Agile Training

Being Agile, not just Doing Agile

Joe Bergin and Fred Grossman offer an agile training course for teams learning to be Agile with XP and/or SCRUM. This has been used successfully to train teams at the onset of an agile development project as well as in a workshop setting at conferences such as XP and OOPSLA. The training is intended for key stakeholders, managers, and developers. Using the Whole Team concept, it should include anyone with an essential part to play in the success of the project.

The course is tailored to the client, but is typically four or five days long. The schedule might look like this for a group of about 20 participants, including the new team. This training is specialized to the needs of the team, whether co-located or distributed. The following schedule assumes the team is about to start on a new project soon after the training.

Monday:

AM: An Overview of Agile Development.
PM: A "Virtual Retrospective" of the process currently used by the team, with discussion of success and pain points.

Tuesday:

Extreme Construction: A hands-on agile immersion activity that lets you experience all of the agile (XP and Scrum) practices and values. Your agile team, complete with customers, developers, trackers and coaches, will plan, test, build and integrate an end-to-end, non-technical project by building a physical artifact. The exercise concludes with a retrospective and a debriefing of what you experienced and learned, and how the experience relates to real-world agile development.

Wednesday:

Iteration and Release Planning (the Planning Game) for your project. This includes instruction of Product Owner (Customer) in story writing as well as more on estimation and agile planning. Getting the overall system metaphor for the new project. What is a good story? The difference between stories and constraints.

Thursday:

Continuation of Wednesday's session. More stories. More estimation. Planning the team's daily practices. What practices does the team intend to use and the likely consequences of those choices. Discussions of the added dimensions of team size and team distribution.

Friday:

Special session for developers. What programming practices are needed to successfully be agile. Code requirements for refactoring, testing, integration, etc. Object-orientation beyond classes. Includes some discussion of Design Patterns.

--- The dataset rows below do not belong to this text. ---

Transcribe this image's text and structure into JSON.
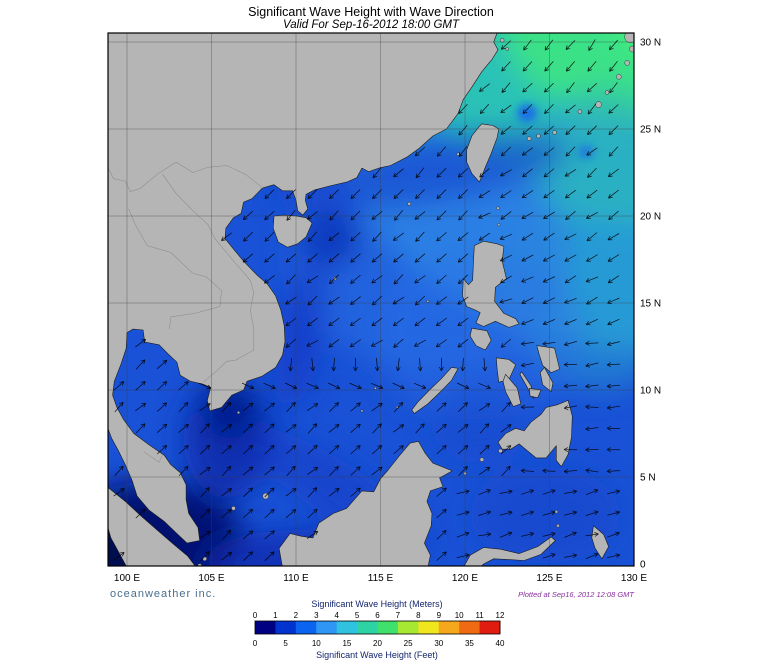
{
  "title": "Significant Wave Height with Wave Direction",
  "subtitle": "Valid For Sep-16-2012 18:00 GMT",
  "branding": "oceanweather inc.",
  "plotted_note": "Plotted at Sep16, 2012 12:08 GMT",
  "map": {
    "lat_labels": [
      "30 N",
      "25 N",
      "20 N",
      "15 N",
      "10 N",
      "5 N",
      "0"
    ],
    "lat_values": [
      30,
      25,
      20,
      15,
      10,
      5,
      0
    ],
    "lon_labels": [
      "100 E",
      "105 E",
      "110 E",
      "115 E",
      "120 E",
      "125 E",
      "130 E"
    ],
    "lon_values": [
      100,
      105,
      110,
      115,
      120,
      125,
      130
    ]
  },
  "legend": {
    "meters_title": "Significant Wave Height (Meters)",
    "feet_title": "Significant Wave Height (Feet)",
    "meters_ticks": [
      "0",
      "1",
      "2",
      "3",
      "4",
      "5",
      "6",
      "7",
      "8",
      "9",
      "10",
      "11",
      "12"
    ],
    "feet_ticks": [
      "0",
      "5",
      "10",
      "15",
      "20",
      "25",
      "30",
      "35",
      "40"
    ],
    "colors": [
      "#000082",
      "#0033cf",
      "#0a64f0",
      "#2f96f5",
      "#30c3e0",
      "#2ed3a4",
      "#3fe06b",
      "#a6e832",
      "#f0e61e",
      "#f5a81c",
      "#f06a14",
      "#e01c10"
    ]
  },
  "colors": {
    "ocean_base": "#1952d6",
    "land": "#b5b5b5",
    "branding_text": "#4a6f8f",
    "plotted_text": "#8b2fa0",
    "high_wave_green": "#3be385"
  }
}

Such a training course not only gives a team knowledge and skills it needs to begin a project, but has also proven instrumental, even essential, in bringing the participants together into a smoothly functioning team. While Extreme Construction is fun, it is also key both to giving a visceral sense of the agile world, and to team cohesiveness needed at the start.

We can include up to about thirty people in this training, though some parts of it are intended to get the team working fast. The first two days can be used in a larger group to give the organization a good feel for agile and what it offers. The last three days are intended to get the team moving so that it can potentially start an iteration (sprint) the following week.

Fred and Joe can serve as Coaches to the team over time. We can also lead retrospectives and provide continuing training of agile stakeholders as well as agile developers. Since we are also connected to many of the people who have developed agile methodology, we can arrange to bring in specialist consultants as needed.